Questions were raised about how an engineless vessel, allegedly left unattended, fit the official account. The explanation appeared designed less to inform than to reassure.
There was also public criticism when officers were reportedly withdrawn from a surveillance operation at a drug-bust scene due to concerns about mosquito bites.
Whether fair or not, these episodes contributed to a growing perception that explanations are crafted for convenience rather than clarity.
The danger of this moment cannot be overstated. When official narratives collapse, legitimacy collapses with them. In our country, memory is long, and trust is fragile, while perceived impunity becomes a recruiting tool for violence.
Communities withdraw cooperation, witnesses fall silent, and grievances harden as every questionable killing becomes a story retold, not as fact, but as a warning.
What the nation needs now is not spin, but restraint. Not defensiveness, but transparency. The Commissioner should be focused on independent investigation, full disclosure of evidence, and the urgent implementation of body-worn cameras for frontline officers. These are not anti-police measures; they protect good officers and the public alike.
If the Commissioner believes the actions of his officers were lawful, then the fastest way to restore confidence is to subject those actions to independent scrutiny and let the evidence speak.
If he supports extrajudicial outcomes, then the country deserves to hear that position plainly; tell us if there are killer cops, condoned by him, because it represents a fundamental shift in the social contract.

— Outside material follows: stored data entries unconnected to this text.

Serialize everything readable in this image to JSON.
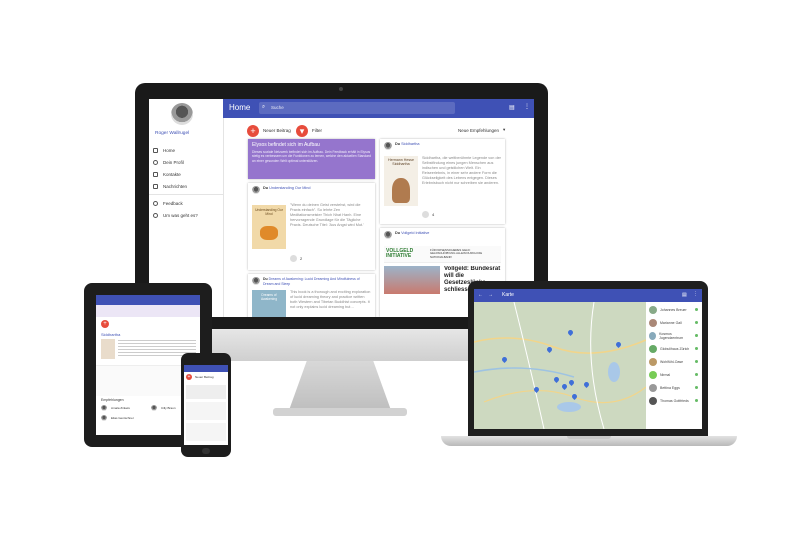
{
  "desktop": {
    "user_name": "Roger Wallrugel",
    "nav": [
      {
        "label": "Home",
        "icon": "home-icon"
      },
      {
        "label": "Dein Profil",
        "icon": "profile-icon"
      },
      {
        "label": "Kontakte",
        "icon": "contacts-icon"
      },
      {
        "label": "Nachrichten",
        "icon": "messages-icon"
      },
      {
        "label": "Feedback",
        "icon": "feedback-icon"
      },
      {
        "label": "Um was geht es?",
        "icon": "info-icon"
      }
    ],
    "header": {
      "title": "Home",
      "search_placeholder": "Suche"
    },
    "toolbar": {
      "new_post": "Neuer Beitrag",
      "filter": "Filter",
      "sort": "Neue Empfehlungen"
    },
    "notice": {
      "title": "Elysos befindet sich im Aufbau",
      "body": "Dieses soziale Netzwerk befindet sich im Aufbau. Dein Feedback erhält in Elysos stetig es verbessern um die Funktionen zu lernen, welche den aktuellen Standard an einer gesunden Welt optimal unterstützen."
    },
    "posts": [
      {
        "author": "Du",
        "topic": "Understanding Our Mind",
        "book": "Understanding Our Mind",
        "text": "\"Wenn du deinen Geist verstehst, wird die Praxis einfach\". So lehrte Zen Meditationsmeister Thich Nhat Hanh. Eine hervorragende Grundlage für die Tägliche Praxis. Deutsche Titel: 'Aus Angst wird Mut.'",
        "likes": "2"
      },
      {
        "author": "Du",
        "topic": "Dreams of Awakening: Lucid Dreaming And Mindfulness of Dream and Sleep",
        "book": "Dreams of Awakening",
        "text": "This book is a thorough and exciting exploration of lucid dreaming theory and practice written both Western and Tibetan Buddhist concepts. It not only explains lucid dreaming but…"
      },
      {
        "author": "Du",
        "topic": "Siddhartha",
        "book": "Hermann Hesse Siddhartha",
        "text": "Siddhartha, die weltberühmte Legende von der Selbstfindung eines jungen Menschen aus indischen und geistlichen Welt. Ein Reiseerlebnis, in einer sehr andere Form die Glückseligkeit des Lebens entgegen. Dieses Erlebnisbuch nicht nur schreiben sie anderen.",
        "likes": "4"
      },
      {
        "author": "Du",
        "topic": "Vollgeld Initiative",
        "banner": "VOLLGELD INITIATIVE",
        "banner_sub": "FÜR KRISENSICHERES GELD: GELDSCHÖPFUNG ALLEIN DURCH DIE NATIONALBANK!",
        "headline": "Vollgeld: Bundesrat will die Gesetzeslücke schliessen"
      }
    ]
  },
  "tablet": {
    "title": "Siddhartha",
    "section": "Empfehlungen",
    "contacts": [
      "Amala Zinkels",
      "Cilly Braun",
      "Elias Gentschner"
    ]
  },
  "phone": {
    "header": "Neuer Beitrag"
  },
  "laptop": {
    "title": "Karte",
    "contacts": [
      "Johannes Breuer",
      "Marianne Gall",
      "Kosmos Jugendzentrum",
      "Globulihaus Zürich",
      "Wohlfühl-Oase",
      "Nirmal",
      "Bettina Eggs",
      "Thomas Gottfrieds"
    ]
  }
}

Joshua Samaroo is dead; Kaia Sealey’s life has been irrevocably altered, and no narrative can undo that. How the State responds will determine whether this tragedy becomes a turning point towards accountability or another chapter in a story of mistrust that continues to fuel the very violence that Guevarro claims to fight.
The country is watching. And it is remembering, Mr. Commissioner. Be honest and true to the people.